Mas isso – e aqui passo do plano do diagnóstico para o da ação (sobre o que não tenho experiência alguma) – não pode ser feito por meio ou a partir do Estado apenas, na forma de imposições legais e diretrizes administrativas. A sociedade tem que se reconhecer nessas leis e diretrizes. Para isso, tem que haver diálogo e participação. Não apenas participação nos espaços já institucionalizados, na esteira da Constituição de 1988. Nem tampouco participação na forma da contestação e resistência apenas, por mais importante que seja. Mas participação no sentido de vida social, de criação de institucionalidade a partir da sociedade, de projeto, reflexão e ação da sociedade sobre si mesma. Não dá para realizar um projeto democrático de país sem ir à sociedade, sem ouvir as pessoas e fazer com que falem: conversar, tirar do silêncio e da exclusão, criar espaço público, lugares de encontro, de ação comunitária, de produção de cultura, de reflexão política e social (o que é muito diferente de conscientizar, fazer trabalho de base). É preciso fazer isso nas periferias, nos territórios excluídos do Estado. Juntar pessoas num lugar que não seja apenas a Igreja e deixar que ações coletivas brotem daí (penso por exemplo na Cufa, Central Única das Favelas), deixar que a política aconteça, para que as pessoas se sintam como partes da sociedade que anima a estrutura formal do Estado e sobre a qual essa estrutura trabalha e se projeta, a fim de transformá-la.

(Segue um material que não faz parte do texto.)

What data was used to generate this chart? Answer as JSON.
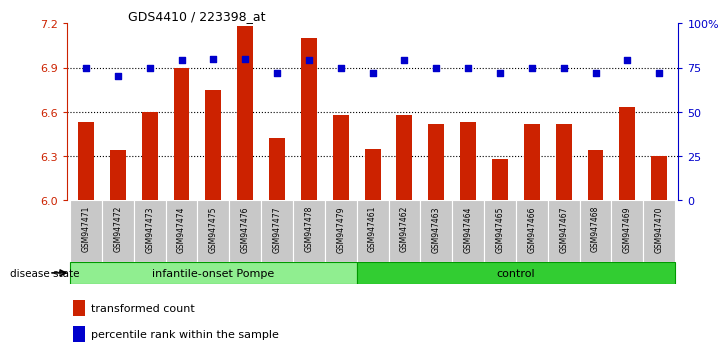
{
  "title": "GDS4410 / 223398_at",
  "samples": [
    "GSM947471",
    "GSM947472",
    "GSM947473",
    "GSM947474",
    "GSM947475",
    "GSM947476",
    "GSM947477",
    "GSM947478",
    "GSM947479",
    "GSM947461",
    "GSM947462",
    "GSM947463",
    "GSM947464",
    "GSM947465",
    "GSM947466",
    "GSM947467",
    "GSM947468",
    "GSM947469",
    "GSM947470"
  ],
  "bar_values": [
    6.53,
    6.34,
    6.6,
    6.9,
    6.75,
    7.18,
    6.42,
    7.1,
    6.58,
    6.35,
    6.58,
    6.52,
    6.53,
    6.28,
    6.52,
    6.52,
    6.34,
    6.63,
    6.3
  ],
  "percentile_values": [
    75,
    70,
    75,
    79,
    80,
    80,
    72,
    79,
    75,
    72,
    79,
    75,
    75,
    72,
    75,
    75,
    72,
    79,
    72
  ],
  "group_labels": [
    "infantile-onset Pompe",
    "control"
  ],
  "group_sizes": [
    9,
    10
  ],
  "bar_color": "#CC2200",
  "dot_color": "#0000CC",
  "ylim_left": [
    6.0,
    7.2
  ],
  "ylim_right": [
    0,
    100
  ],
  "yticks_left": [
    6.0,
    6.3,
    6.6,
    6.9,
    7.2
  ],
  "yticks_right": [
    0,
    25,
    50,
    75,
    100
  ],
  "ytick_labels_right": [
    "0",
    "25",
    "50",
    "75",
    "100%"
  ],
  "gridline_yticks": [
    6.3,
    6.6,
    6.9
  ],
  "disease_state_label": "disease state",
  "legend_bar_label": "transformed count",
  "legend_dot_label": "percentile rank within the sample",
  "sample_box_color": "#C8C8C8",
  "group1_color": "#90EE90",
  "group2_color": "#32CD32"
}
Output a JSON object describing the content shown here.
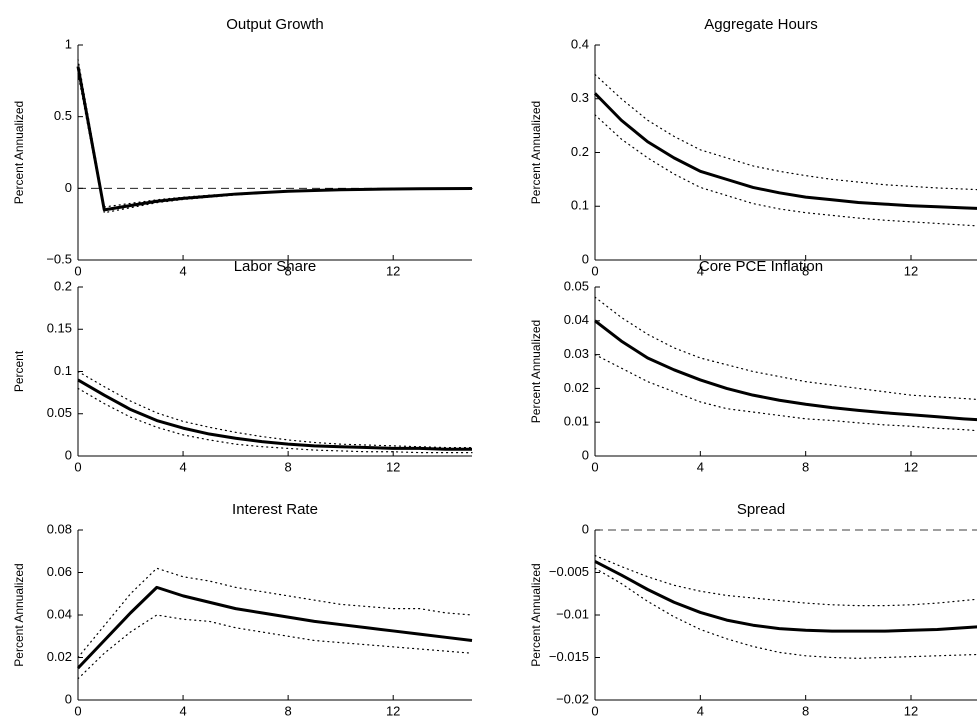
{
  "chart_data": [
    {
      "type": "line",
      "title": "Output Growth",
      "ylabel": "Percent Annualized",
      "x": [
        0,
        1,
        2,
        3,
        4,
        5,
        6,
        7,
        8,
        9,
        10,
        11,
        12,
        13,
        14,
        15
      ],
      "xlim": [
        0,
        15
      ],
      "xticks": [
        0,
        4,
        8,
        12
      ],
      "ylim": [
        -0.5,
        1
      ],
      "yticks": [
        {
          "value": -0.5,
          "label": "−0.5"
        },
        0,
        0.5,
        1
      ],
      "hlines": [
        0
      ],
      "series": [
        {
          "color": "#000000",
          "style": "dotted",
          "values": [
            0.9,
            -0.13,
            -0.105,
            -0.08,
            -0.062,
            -0.048,
            -0.036,
            -0.026,
            -0.018,
            -0.013,
            -0.009,
            -0.006,
            -0.004,
            -0.002,
            -0.001,
            0
          ]
        },
        {
          "color": "#000000",
          "style": "dotted",
          "values": [
            0.8,
            -0.17,
            -0.135,
            -0.1,
            -0.078,
            -0.062,
            -0.046,
            -0.034,
            -0.024,
            -0.018,
            -0.012,
            -0.009,
            -0.006,
            -0.004,
            -0.003,
            -0.002
          ]
        },
        {
          "color": "#000000",
          "style": "solid",
          "values": [
            0.85,
            -0.15,
            -0.12,
            -0.09,
            -0.07,
            -0.055,
            -0.04,
            -0.03,
            -0.02,
            -0.015,
            -0.01,
            -0.007,
            -0.005,
            -0.003,
            -0.002,
            -0.001
          ]
        }
      ]
    },
    {
      "type": "line",
      "title": "Aggregate Hours",
      "ylabel": "Percent Annualized",
      "x": [
        0,
        1,
        2,
        3,
        4,
        5,
        6,
        7,
        8,
        9,
        10,
        11,
        12,
        13,
        14,
        15
      ],
      "xlim": [
        0,
        15
      ],
      "xticks": [
        0,
        4,
        8,
        12
      ],
      "ylim": [
        0,
        0.4
      ],
      "yticks": [
        0,
        0.1,
        0.2,
        0.3,
        0.4
      ],
      "hlines": [],
      "series": [
        {
          "color": "#000000",
          "style": "dotted",
          "values": [
            0.345,
            0.3,
            0.26,
            0.23,
            0.205,
            0.19,
            0.175,
            0.165,
            0.157,
            0.15,
            0.145,
            0.14,
            0.137,
            0.134,
            0.132,
            0.13
          ]
        },
        {
          "color": "#000000",
          "style": "dotted",
          "values": [
            0.27,
            0.225,
            0.19,
            0.16,
            0.135,
            0.12,
            0.105,
            0.095,
            0.088,
            0.083,
            0.078,
            0.074,
            0.071,
            0.068,
            0.065,
            0.062
          ]
        },
        {
          "color": "#000000",
          "style": "solid",
          "values": [
            0.31,
            0.26,
            0.22,
            0.19,
            0.165,
            0.15,
            0.135,
            0.125,
            0.117,
            0.112,
            0.107,
            0.104,
            0.101,
            0.099,
            0.097,
            0.095
          ]
        }
      ]
    },
    {
      "type": "line",
      "title": "Labor Share",
      "ylabel": "Percent",
      "x": [
        0,
        1,
        2,
        3,
        4,
        5,
        6,
        7,
        8,
        9,
        10,
        11,
        12,
        13,
        14,
        15
      ],
      "xlim": [
        0,
        15
      ],
      "xticks": [
        0,
        4,
        8,
        12
      ],
      "ylim": [
        0,
        0.2
      ],
      "yticks": [
        0,
        0.05,
        0.1,
        0.15,
        0.2
      ],
      "hlines": [],
      "series": [
        {
          "color": "#000000",
          "style": "dotted",
          "values": [
            0.1,
            0.082,
            0.065,
            0.051,
            0.041,
            0.034,
            0.028,
            0.023,
            0.019,
            0.016,
            0.014,
            0.013,
            0.012,
            0.011,
            0.01,
            0.01
          ]
        },
        {
          "color": "#000000",
          "style": "dotted",
          "values": [
            0.08,
            0.062,
            0.046,
            0.034,
            0.025,
            0.019,
            0.014,
            0.011,
            0.009,
            0.007,
            0.006,
            0.005,
            0.005,
            0.004,
            0.004,
            0.004
          ]
        },
        {
          "color": "#000000",
          "style": "solid",
          "values": [
            0.09,
            0.072,
            0.055,
            0.042,
            0.033,
            0.026,
            0.021,
            0.017,
            0.014,
            0.012,
            0.011,
            0.01,
            0.009,
            0.009,
            0.008,
            0.008
          ]
        }
      ]
    },
    {
      "type": "line",
      "title": "Core PCE Inflation",
      "ylabel": "Percent Annualized",
      "x": [
        0,
        1,
        2,
        3,
        4,
        5,
        6,
        7,
        8,
        9,
        10,
        11,
        12,
        13,
        14,
        15
      ],
      "xlim": [
        0,
        15
      ],
      "xticks": [
        0,
        4,
        8,
        12
      ],
      "ylim": [
        0,
        0.05
      ],
      "yticks": [
        0,
        0.01,
        0.02,
        0.03,
        0.04,
        0.05
      ],
      "hlines": [],
      "series": [
        {
          "color": "#000000",
          "style": "dotted",
          "values": [
            0.047,
            0.041,
            0.036,
            0.032,
            0.029,
            0.027,
            0.025,
            0.0235,
            0.022,
            0.021,
            0.02,
            0.019,
            0.018,
            0.0175,
            0.017,
            0.0165
          ]
        },
        {
          "color": "#000000",
          "style": "dotted",
          "values": [
            0.03,
            0.026,
            0.022,
            0.019,
            0.016,
            0.014,
            0.013,
            0.012,
            0.011,
            0.0105,
            0.0098,
            0.0092,
            0.0088,
            0.0082,
            0.0078,
            0.0072
          ]
        },
        {
          "color": "#000000",
          "style": "solid",
          "values": [
            0.04,
            0.034,
            0.029,
            0.0255,
            0.0225,
            0.02,
            0.018,
            0.0165,
            0.0153,
            0.0143,
            0.0135,
            0.0128,
            0.0122,
            0.0116,
            0.011,
            0.0105
          ]
        }
      ]
    },
    {
      "type": "line",
      "title": "Interest Rate",
      "ylabel": "Percent Annualized",
      "x": [
        0,
        1,
        2,
        3,
        4,
        5,
        6,
        7,
        8,
        9,
        10,
        11,
        12,
        13,
        14,
        15
      ],
      "xlim": [
        0,
        15
      ],
      "xticks": [
        0,
        4,
        8,
        12
      ],
      "ylim": [
        0,
        0.08
      ],
      "yticks": [
        0,
        0.02,
        0.04,
        0.06,
        0.08
      ],
      "hlines": [
        0
      ],
      "series": [
        {
          "color": "#000000",
          "style": "dotted",
          "values": [
            0.02,
            0.035,
            0.05,
            0.062,
            0.058,
            0.056,
            0.053,
            0.051,
            0.049,
            0.047,
            0.045,
            0.044,
            0.043,
            0.043,
            0.041,
            0.04
          ]
        },
        {
          "color": "#000000",
          "style": "dotted",
          "values": [
            0.01,
            0.022,
            0.032,
            0.04,
            0.038,
            0.037,
            0.034,
            0.032,
            0.03,
            0.028,
            0.027,
            0.026,
            0.025,
            0.024,
            0.023,
            0.022
          ]
        },
        {
          "color": "#000000",
          "style": "solid",
          "values": [
            0.015,
            0.028,
            0.041,
            0.053,
            0.049,
            0.046,
            0.043,
            0.041,
            0.039,
            0.037,
            0.0355,
            0.034,
            0.0325,
            0.031,
            0.0295,
            0.028
          ]
        }
      ]
    },
    {
      "type": "line",
      "title": "Spread",
      "ylabel": "Percent Annualized",
      "x": [
        0,
        1,
        2,
        3,
        4,
        5,
        6,
        7,
        8,
        9,
        10,
        11,
        12,
        13,
        14,
        15
      ],
      "xlim": [
        0,
        15
      ],
      "xticks": [
        0,
        4,
        8,
        12
      ],
      "ylim": [
        -0.02,
        0
      ],
      "yticks": [
        {
          "value": -0.02,
          "label": "−0.02"
        },
        {
          "value": -0.015,
          "label": "−0.015"
        },
        {
          "value": -0.01,
          "label": "−0.01"
        },
        {
          "value": -0.005,
          "label": "−0.005"
        },
        0
      ],
      "hlines": [
        0
      ],
      "series": [
        {
          "color": "#000000",
          "style": "dotted",
          "values": [
            -0.003,
            -0.0043,
            -0.0055,
            -0.0065,
            -0.0072,
            -0.0077,
            -0.008,
            -0.0083,
            -0.0086,
            -0.0088,
            -0.0089,
            -0.0089,
            -0.0088,
            -0.0086,
            -0.0083,
            -0.008
          ]
        },
        {
          "color": "#000000",
          "style": "dotted",
          "values": [
            -0.0045,
            -0.0063,
            -0.0084,
            -0.0102,
            -0.0117,
            -0.0128,
            -0.0137,
            -0.0144,
            -0.0148,
            -0.015,
            -0.0151,
            -0.015,
            -0.0149,
            -0.0148,
            -0.0147,
            -0.0146
          ]
        },
        {
          "color": "#000000",
          "style": "solid",
          "values": [
            -0.0037,
            -0.0053,
            -0.007,
            -0.0085,
            -0.0097,
            -0.0106,
            -0.0112,
            -0.0116,
            -0.0118,
            -0.0119,
            -0.0119,
            -0.0119,
            -0.0118,
            -0.0117,
            -0.0115,
            -0.0113
          ]
        }
      ]
    }
  ]
}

Enfim, o Estado não pode ser visto e tratado apenas como um instrumento de desenvolvimento econômico. A disputa política não é apenas entre políticas econômicas e de desenvolvimento concorrentes e sobre o papel do Estado nisso tudo. A ênfase recaiu muito nisso. É preciso combater o neoliberalismo ao resgatar o Estado como instrumento de coesão simbólica do corpo social.

Este texto é resultado de participação no seminário do Núcleo Estadual de Políticas Públicas do Paraná (Nepp-PR), ligado à Fundação Perseu Abramo

Isabel Limongi é professora na Universidade Federal do Paraná (UFPR)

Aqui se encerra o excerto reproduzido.